Devlin did not return them to Razeby and Linwood. And she did not look at Razeby again, just got on with the evening. Danced two dances with Devlin. Drank half a glass of champagne. Smiled. Pretended she was interested in what Devlin was saying, that she was not conscious for every second of Razeby and the fact that he did not once dance.

Razeby saw Alice the minute she came into the room. He saw the evening dress she was wearing—the emerald silk—and he understood her message too well.

By his side he knew Linwood was watching her, too. Every man and woman in the room was. How could they fail to? She was the celebrated Miss Sweetly and looked golden and radiant and downright irresistible.

He thought of the rows of fine silks and satins she had left hanging in her wardrobe in Hart Street, and of the diamond bracelet and cheque that she had turned her back on. He had not understood it at the time. But now he did. She had chosen her weapon well. Saved it. And now she wielded it, pointed and sharp as a stiletto blade.

Linwood murmured something, but his friend’s voice went as unheard as the music that played.

He watched Devlin lead her out on the floor. He knew he should go and claim a woman to dance with. Any woman. It would not matter. But he did not. He just stood there and watched Devlin handle her upon the dance floor, wearing that dress.

He could hear the beat of his own heart, the rhythmic thump so hard that it seemed to reverberate in his throat, through his bones, deafening in his ears.

She did not look at him. She did not need to.

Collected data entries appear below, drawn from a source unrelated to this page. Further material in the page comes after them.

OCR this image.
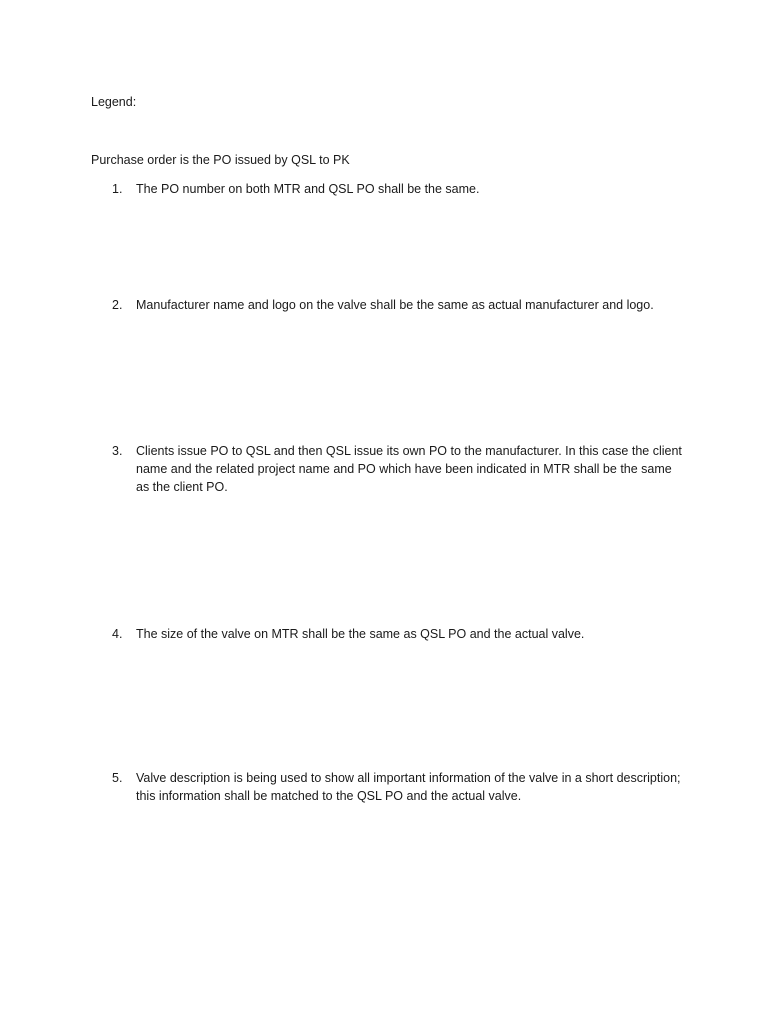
Legend:

Purchase order is the PO issued by QSL to PK

1.	The PO number on both MTR and QSL PO shall be the same.
2.	Manufacturer name and logo on the valve shall be the same as actual manufacturer and logo.
3.	Clients issue PO to QSL and then QSL issue its own PO to the manufacturer. In this case the client name and the related project name and PO which have been indicated in MTR shall be the same as the client PO.
4.	The size of the valve on MTR shall be the same as QSL PO and the actual valve.
5.	Valve description is being used to show all important information of the valve in a short description; this information shall be matched to the QSL PO and the actual valve.
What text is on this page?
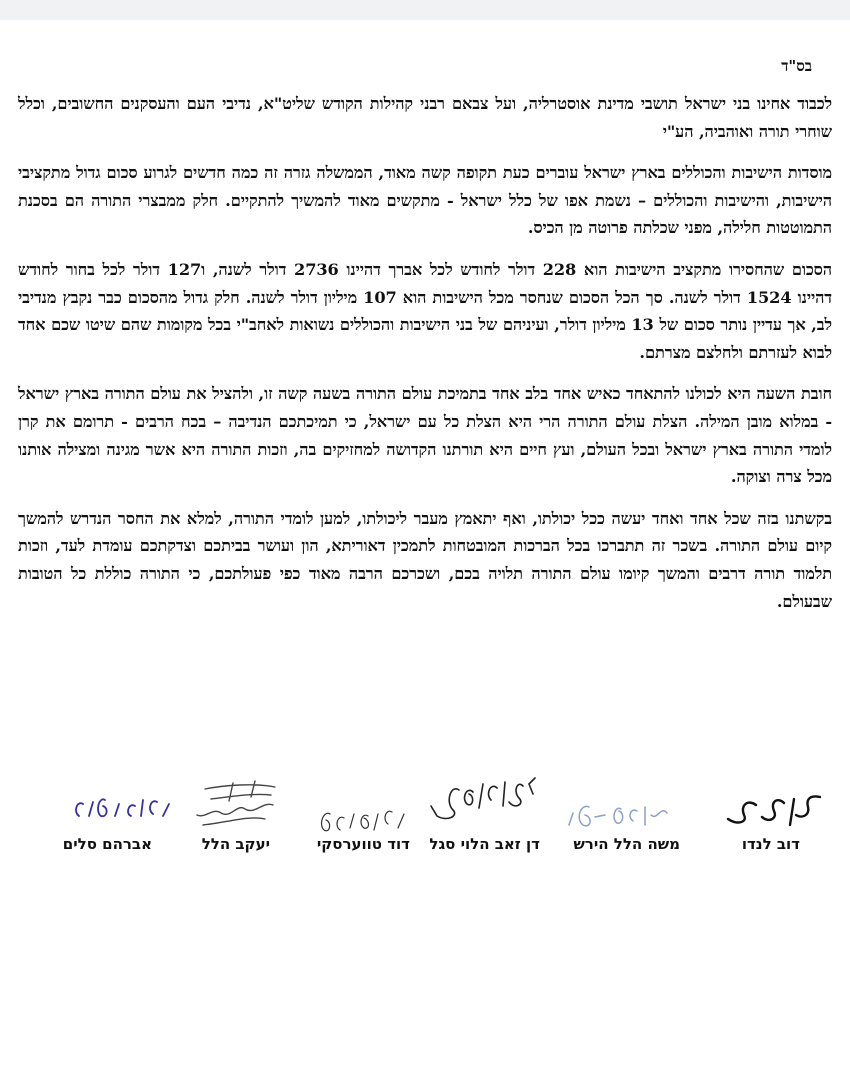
בס"ד

לכבוד אחינו בני ישראל תושבי מדינת אוסטרליה, ועל צבאם רבני קהילות הקודש שליט"א, נדיבי העם והעסקנים החשובים, וכלל שוחרי תורה ואוהביה, הע"י

מוסדות הישיבות והכוללים בארץ ישראל עוברים כעת תקופה קשה מאוד, הממשלה גזרה זה כמה חדשים לגרוע סכום גדול מתקציבי הישיבות, והישיבות והכוללים – נשמת אפו של כלל ישראל - מתקשים מאוד להמשיך להתקיים. חלק ממבצרי התורה הם בסכנת התמוטטות חלילה, מפני שכלתה פרוטה מן הכיס.

הסכום שהחסירו מתקציב הישיבות הוא 228 דולר לחודש לכל אברך דהיינו 2736 דולר לשנה, ו127 דולר לכל בחור לחודש דהיינו 1524 דולר לשנה. סך הכל הסכום שנחסר מכל הישיבות הוא 107 מיליון דולר לשנה. חלק גדול מהסכום כבר נקבץ מנדיבי לב, אך עדיין נותר סכום של 13 מיליון דולר, ועיניהם של בני הישיבות והכוללים נשואות לאחב"י בכל מקומות שהם שיטו שכם אחד לבוא לעזרתם ולחלצם מצרתם.

חובת השעה היא לכולנו להתאחד כאיש אחד בלב אחד בתמיכת עולם התורה בשעה קשה זו, ולהציל את עולם התורה בארץ ישראל - במלוא מובן המילה. הצלת עולם התורה הרי היא הצלת כל עם ישראל, כי תמיכתכם הנדיבה – בכח הרבים - תרומם את קרן לומדי התורה בארץ ישראל ובכל העולם, ועץ חיים היא תורתנו הקדושה למחזיקים בה, וזכות התורה היא אשר מגינה ומצילה אותנו מכל צרה וצוקה.

בקשתנו בזה שכל אחד ואחד יעשה ככל יכולתו, ואף יתאמץ מעבר ליכולתו, למען לומדי התורה, למלא את החסר הנדרש להמשך קיום עולם התורה. בשכר זה תתברכו בכל הברכות המובטחות לתמכין דאוריתא, הון ועושר בביתכם וצדקתכם עומדת לעד, וזכות תלמוד תורה דרבים והמשך קיומו עולם התורה תלויה בכם, ושכרכם הרבה מאוד כפי פעולתכם, כי התורה כוללת כל הטובות שבעולם.

דוב לנדו
משה הלל הירש
דן זאב הלוי סגל
דוד טווערסקי
יעקב הלל
אברהם סלים
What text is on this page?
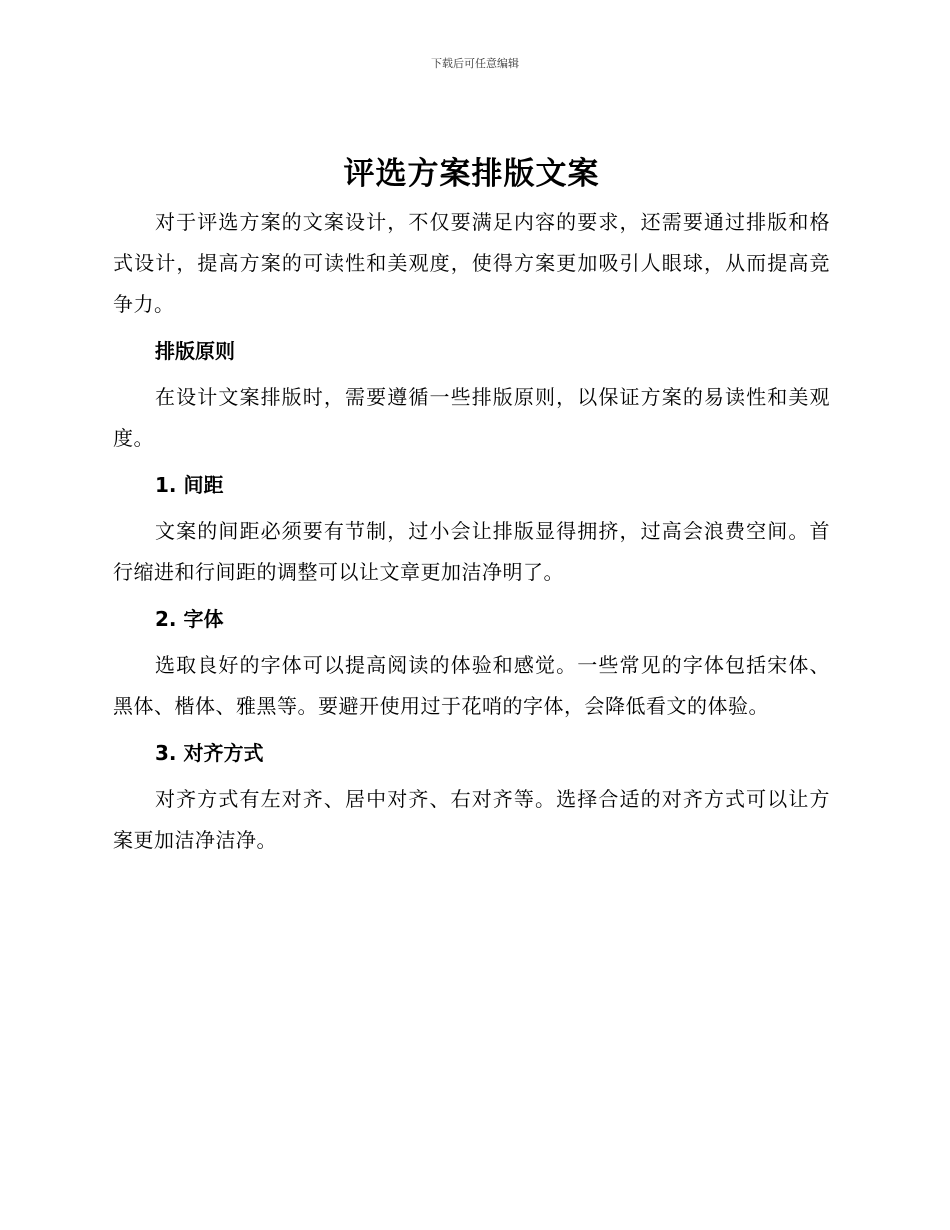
下载后可任意编辑
评选方案排版文案

对于评选方案的文案设计，不仅要满足内容的要求，还需要通过排版和格式设计，提高方案的可读性和美观度，使得方案更加吸引人眼球，从而提高竞争力。

排版原则

在设计文案排版时，需要遵循一些排版原则，以保证方案的易读性和美观度。

1. 间距

文案的间距必须要有节制，过小会让排版显得拥挤，过高会浪费空间。首行缩进和行间距的调整可以让文章更加洁净明了。

2. 字体

选取良好的字体可以提高阅读的体验和感觉。一些常见的字体包括宋体、黑体、楷体、雅黑等。要避开使用过于花哨的字体，会降低看文的体验。

3. 对齐方式

对齐方式有左对齐、居中对齐、右对齐等。选择合适的对齐方式可以让方案更加洁净洁净。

And all of the past was whispering through him, taunting him as surely as she was.

Something inside of him felt dangerously close to snapping.

Alice sipped her champagne and let herself relax a little. They were halfway through the evening. She had got this far. She could manage the rest of it. Just about.

The notes of the next piece of music began, just those first few notes and her stomach sank and her blood turned to ice. And she was gripping the glass so tight that her knuckles shone white.

Fate could not be so cruel. Please God, let her be mistaken.

But the notes played on, blossoming into music, and there could be no mistake. She knew that music, knew that dance. The Volse. Their dance. Hers and Razeby’s.

Her heart faltered, stumbling over its beats.

‘Shall we dance, Miss Sweetly?’ Devlin’s voice was warm and close.

She felt frozen with horror. No! she wanted to say, categorically, unreservedly. No! It wasn’t supposed to be like this. ‘I’m only halfway through my champagne, Lord Devlin. We’ll dance the next one.’ She forced the smile to her lips.

‘Come, Miss Sweetly,’ he chided in a teasing tone. ‘Leave the champagne. I’ll buy you a bottle of the stuff when we come off the floor.’ And then to her horror he held his hand out in a gesture that was an obvious invitation on to the dance floor. Anyone that was looking would have known that he was asking her to dance.